1. The expository set piece. Sometime's there's just sheer fun in kicking back and entertaining the players. You might play this out as the characters watching a religious ritual that explains a mythic story, a procession in which the major social forces in a city each represent themselves, an overheard gossip conversation between two washerwomen. In my Trossley campaign this role was played by the gourmandising feast of the henchman Cordoon. In the current Kaserolle epic I spent a good half hour relating the rhyming play performed by a troupe of traveling players that was commenting on the current action and giving intimations of connections to larger events ... somewhat inspired by Gene Wolfe's similar use of a theater troupe in the Book of the New Sun.
2. The interactive set piece. Here, there is more of a conversation, although the interaction is not exactly free; it follows set rules or is bound by an interrupting event. Your players might be wagering with the patrons on either side as they watch a horse race, conversing with the other passengers as a ferry barge glides past the main sights of a river city, discussing all the reasons why the long-winded merchant should buy their carpet for fifty silvers as he lists all the reasons why only forty will do. In Trossley the players had their individual questions for the lammasu Saheedra; in Kaserolle last week a gourmandising session turned into a feast at a cheese restaurant that alternated conversational opportunities with several NPCs and lavish descriptions of the courses of the meal.

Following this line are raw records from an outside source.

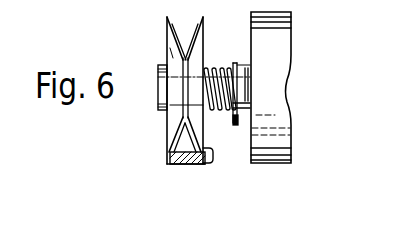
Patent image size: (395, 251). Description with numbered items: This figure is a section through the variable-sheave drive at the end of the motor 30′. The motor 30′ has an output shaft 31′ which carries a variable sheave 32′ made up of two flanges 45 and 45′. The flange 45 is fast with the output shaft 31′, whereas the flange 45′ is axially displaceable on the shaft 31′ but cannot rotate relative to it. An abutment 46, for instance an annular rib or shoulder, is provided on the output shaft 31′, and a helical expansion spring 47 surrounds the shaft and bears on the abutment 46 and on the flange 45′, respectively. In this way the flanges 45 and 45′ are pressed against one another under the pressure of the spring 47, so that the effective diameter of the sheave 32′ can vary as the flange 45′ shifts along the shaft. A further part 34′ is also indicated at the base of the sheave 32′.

The motor 30′ is at (268, 126).
The output shaft 31′ is at (245, 68).
The variable sheave 32′ is at (160, 135).
The hub block 34′ is at (170, 166).
The flange 45 is at (167, 42).
The flange 45′ is at (206, 168).
The abutment 46 is at (218, 112).
The helical expansion spring 47 is at (208, 160).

In short, I find it good to have a structure of some kind for audiences and parties so that the players make every word count and the event doesn't drag or fade.

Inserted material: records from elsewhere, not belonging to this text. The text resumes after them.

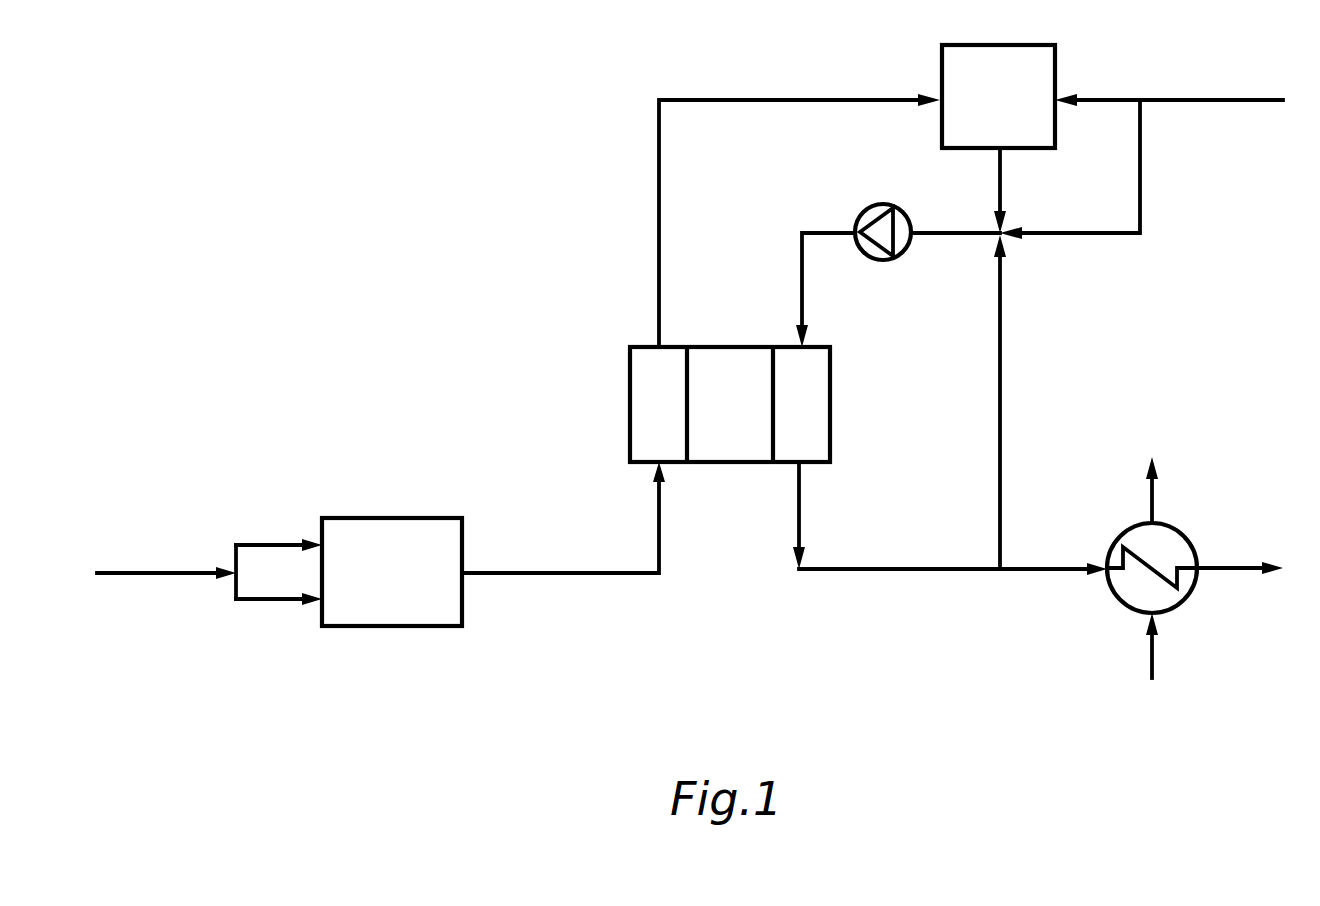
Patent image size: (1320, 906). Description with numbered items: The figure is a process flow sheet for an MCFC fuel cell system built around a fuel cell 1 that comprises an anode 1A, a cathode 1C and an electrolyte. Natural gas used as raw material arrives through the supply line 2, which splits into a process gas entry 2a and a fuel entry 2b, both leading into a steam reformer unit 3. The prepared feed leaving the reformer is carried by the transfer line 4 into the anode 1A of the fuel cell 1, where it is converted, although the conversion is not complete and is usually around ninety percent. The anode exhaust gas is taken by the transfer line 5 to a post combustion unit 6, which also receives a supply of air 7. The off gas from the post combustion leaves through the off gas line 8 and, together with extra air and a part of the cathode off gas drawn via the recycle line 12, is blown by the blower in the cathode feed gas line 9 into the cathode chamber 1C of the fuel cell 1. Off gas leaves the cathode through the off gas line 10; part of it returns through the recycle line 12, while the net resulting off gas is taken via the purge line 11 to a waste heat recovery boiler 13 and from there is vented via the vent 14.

The fuel cell 1 is at (740, 345).
The anode 1A is at (672, 424).
The cathode 1C is at (817, 424).
The supply line of natural gas 2 is at (176, 578).
The process gas entry 2a is at (283, 541).
The fuel entry 2b is at (293, 603).
The steam reformer unit 3 is at (400, 517).
The transfer line of prepared feed 4 is at (555, 571).
The transfer line of anode exhaust gas 5 is at (800, 98).
The post combustion unit 6 is at (1008, 118).
The supply of air 7 is at (1193, 98).
The off gas line from the post combustion 8 is at (1004, 192).
The feed gas line to the cathode with a blower 9 is at (806, 302).
The off gas line from the cathode 10 is at (915, 567).
The purge line 11 is at (1060, 568).
The line for recycling cathode off-gas 12 is at (1003, 418).
The waste heat recovery boiler 13 is at (1178, 532).
The vent 14 is at (1232, 561).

3. The fully gamified set piece. I hadn't really done anything like this before today in the Kaserolle campaign. It's a set piece where the players not only interact but take part with their own mini-game. Imagine a conversation over a card game, for example, gamed out with actual cards, where the NPC grow more generous or cranky as they win or lose. In Trossley a carousing attempt led to a short knife fight and an enemy made. This time I spiced up a carouse table with ... well, I'll really have to wait for the photos to get to me to really do it justice. This was unbelievable, one of the best times I've ever had at the table and with the full input and cooperation of the players.
Does anyone else find room for set pieces in their campaigns? What kind of techniques do you use to keep them moving along?